Philippe Madrelle, Président du Conseil Général de la Gironde,
vient de signer un protocole avec le Secrétaire d'Etat aux transports Dominique Bussereau, par lequel il obtient
la prise en considération de demandes dont il faisait une condition pour soumettre à l'Assemblée départementale le protocole d'intervention pour la réalisation de ce projet.
Ces engagements de l'Etat en faveur de la Gironde font l'objet d'un protocole additionnel au protocole général de financement de la LGV Sud-Europe Atlantique.
Philippe Madrelle a obtenu des engagements très significatifs de l' Etat concernant les protections phoniques des quartiers riverains des emprises ferroviaires de Sainte-Eulalie, Cenon et Lormont.
A la demande de Gilles Savary, il a obtenu également que soit traités les « points noirs bruit » de Talence-Pessac sur le futur corridor de frêt et de Bègles-Villenave d'Ornon sur la future ligne grande vitesse Bordeaux-Espagne.
A la demande de Gilbert Mitterrand, il a obtenu une desserte TGV de la gare de Libourne raccordée sur la ligne nouvelle de la même fréquence qu'aujourd'hui.
Enfin, le protocole s'engage à la création d'une gare TRGV à Captieux dans le Sud Gironde ainsi qu'à une dotation de l'Etat de 16 millions d'euros pour la restauration du Pont Eiffel de Cubzac-les-Ponts.
Par ailleurs, afin de lisser la charge de la LGV pour le contribuable girondin, Philippe Madrelle entend solliciter un amortissement de très longue durée de la participation du Conseil Général (50 ans).
Principal bénéficiaire du futur carefour de lignes grande vitesse ferroviaires entre Bordeaux, Toulouse et la Méditerranée ; Bordeaux-Espagne ; Bordeaux-Paris, le Département de la Gironde récupèrera probablement l'investissement consenti en développement économique et social.
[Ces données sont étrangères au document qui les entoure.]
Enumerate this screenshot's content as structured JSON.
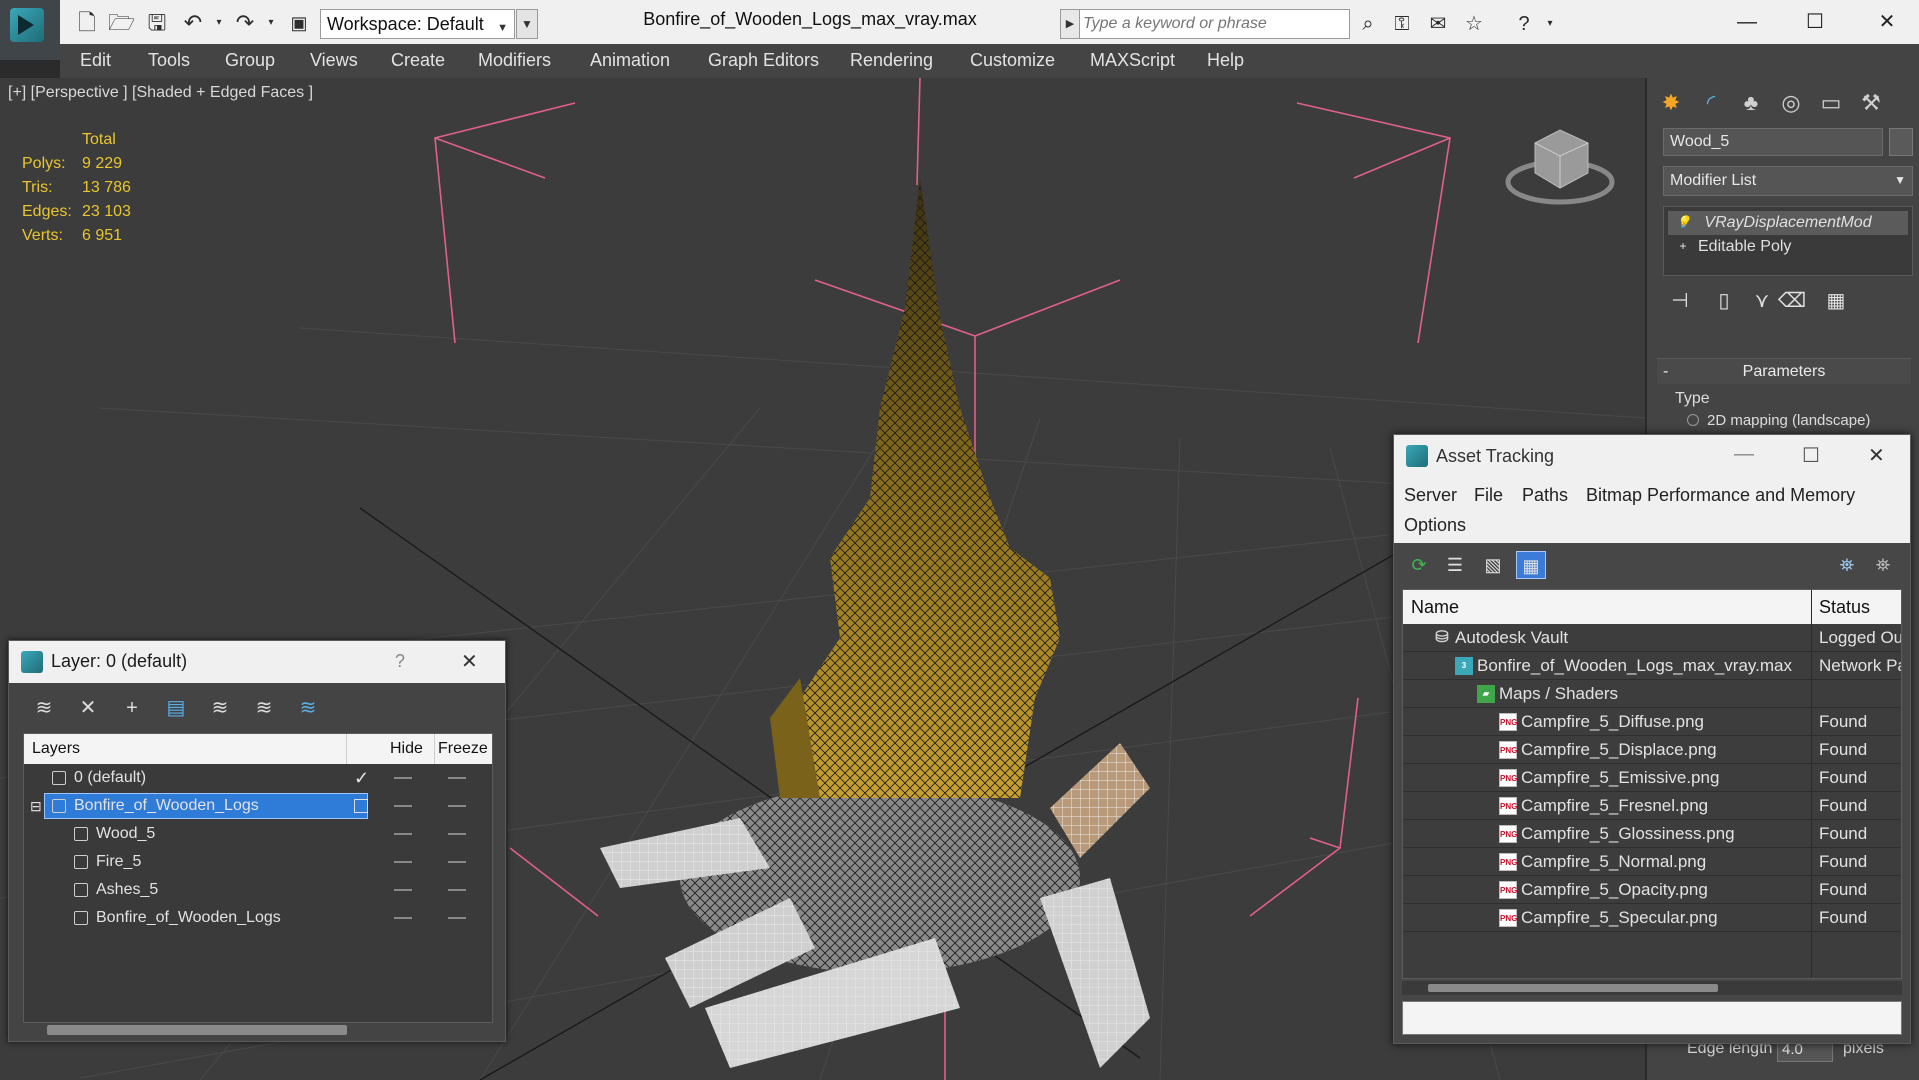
{
  "window": {
    "title": "Bonfire_of_Wooden_Logs_max_vray.max",
    "workspace": "Workspace: Default",
    "search_placeholder": "Type a keyword or phrase",
    "minimize": "—",
    "maximize": "☐",
    "close": "✕"
  },
  "menu": [
    "Edit",
    "Tools",
    "Group",
    "Views",
    "Create",
    "Modifiers",
    "Animation",
    "Graph Editors",
    "Rendering",
    "Customize",
    "MAXScript",
    "Help"
  ],
  "viewport": {
    "label": "[+] [Perspective ] [Shaded + Edged Faces ]",
    "stats": {
      "header": "Total",
      "rows": [
        {
          "key": "Polys:",
          "value": "9 229"
        },
        {
          "key": "Tris:",
          "value": "13 786"
        },
        {
          "key": "Edges:",
          "value": "23 103"
        },
        {
          "key": "Verts:",
          "value": "6 951"
        }
      ]
    }
  },
  "command_panel": {
    "object_name": "Wood_5",
    "modifier_list": "Modifier List",
    "stack": [
      "VRayDisplacementMod",
      "Editable Poly"
    ],
    "params_title": "Parameters",
    "params_collapse": "-",
    "type_label": "Type",
    "mapping_option": "2D mapping (landscape)",
    "edge_length_label": "Edge length",
    "edge_length_value": "4.0",
    "edge_length_unit": "pixels"
  },
  "layer_dialog": {
    "title": "Layer: 0 (default)",
    "help": "?",
    "close": "✕",
    "columns": {
      "layers": "Layers",
      "hide": "Hide",
      "freeze": "Freeze"
    },
    "rows": [
      {
        "name": "0 (default)",
        "indent": 1,
        "current": "✓"
      },
      {
        "name": "Bonfire_of_Wooden_Logs",
        "indent": 1,
        "selected": true
      },
      {
        "name": "Wood_5",
        "indent": 2
      },
      {
        "name": "Fire_5",
        "indent": 2
      },
      {
        "name": "Ashes_5",
        "indent": 2
      },
      {
        "name": "Bonfire_of_Wooden_Logs",
        "indent": 2
      }
    ]
  },
  "asset_dialog": {
    "title": "Asset Tracking",
    "menu_row1": [
      "Server",
      "File",
      "Paths",
      "Bitmap Performance and Memory"
    ],
    "menu_row2": [
      "Options"
    ],
    "columns": {
      "name": "Name",
      "status": "Status"
    },
    "rows": [
      {
        "name": "Autodesk Vault",
        "status": "Logged Ou",
        "icon": "vault-icon",
        "indent": 1
      },
      {
        "name": "Bonfire_of_Wooden_Logs_max_vray.max",
        "status": "Network Pa",
        "icon": "max-file-icon",
        "indent": 2
      },
      {
        "name": "Maps / Shaders",
        "status": "",
        "icon": "folder-icon",
        "indent": 3
      },
      {
        "name": "Campfire_5_Diffuse.png",
        "status": "Found",
        "icon": "png-icon",
        "indent": 4
      },
      {
        "name": "Campfire_5_Displace.png",
        "status": "Found",
        "icon": "png-icon",
        "indent": 4
      },
      {
        "name": "Campfire_5_Emissive.png",
        "status": "Found",
        "icon": "png-icon",
        "indent": 4
      },
      {
        "name": "Campfire_5_Fresnel.png",
        "status": "Found",
        "icon": "png-icon",
        "indent": 4
      },
      {
        "name": "Campfire_5_Glossiness.png",
        "status": "Found",
        "icon": "png-icon",
        "indent": 4
      },
      {
        "name": "Campfire_5_Normal.png",
        "status": "Found",
        "icon": "png-icon",
        "indent": 4
      },
      {
        "name": "Campfire_5_Opacity.png",
        "status": "Found",
        "icon": "png-icon",
        "indent": 4
      },
      {
        "name": "Campfire_5_Specular.png",
        "status": "Found",
        "icon": "png-icon",
        "indent": 4
      }
    ],
    "png_badge": "PNG",
    "max_badge": "3"
  },
  "colors": {
    "accent_blue": "#2f7bd8",
    "stats_yellow": "#e8c630",
    "gizmo_pink": "#e0608a",
    "fire_dark": "#5a4a10",
    "fire_light": "#c9a030"
  }
}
Le trafic de cette ligne sera l'équivalent de celui de l'aéroport d'Orly, à l'horizon 2020.
Pour autant, « le financement d'investissements publics d'Etat, décidés exclusivement par le Gouvernement ne pourra durablement être assuré par la mise aux enchères des collectivités locales d'autant que l'Etat lui-même condamne la confusion des compétences et en appelle à une clarification des responsabilités de chaque niveau d'intervention publique.
« S'il est au moins une nécessité de réforme de la décentralisation, c'est d'interdire aux collectivités territoriales de financer les missions de l'Etat. » commente Philippe Madrelle.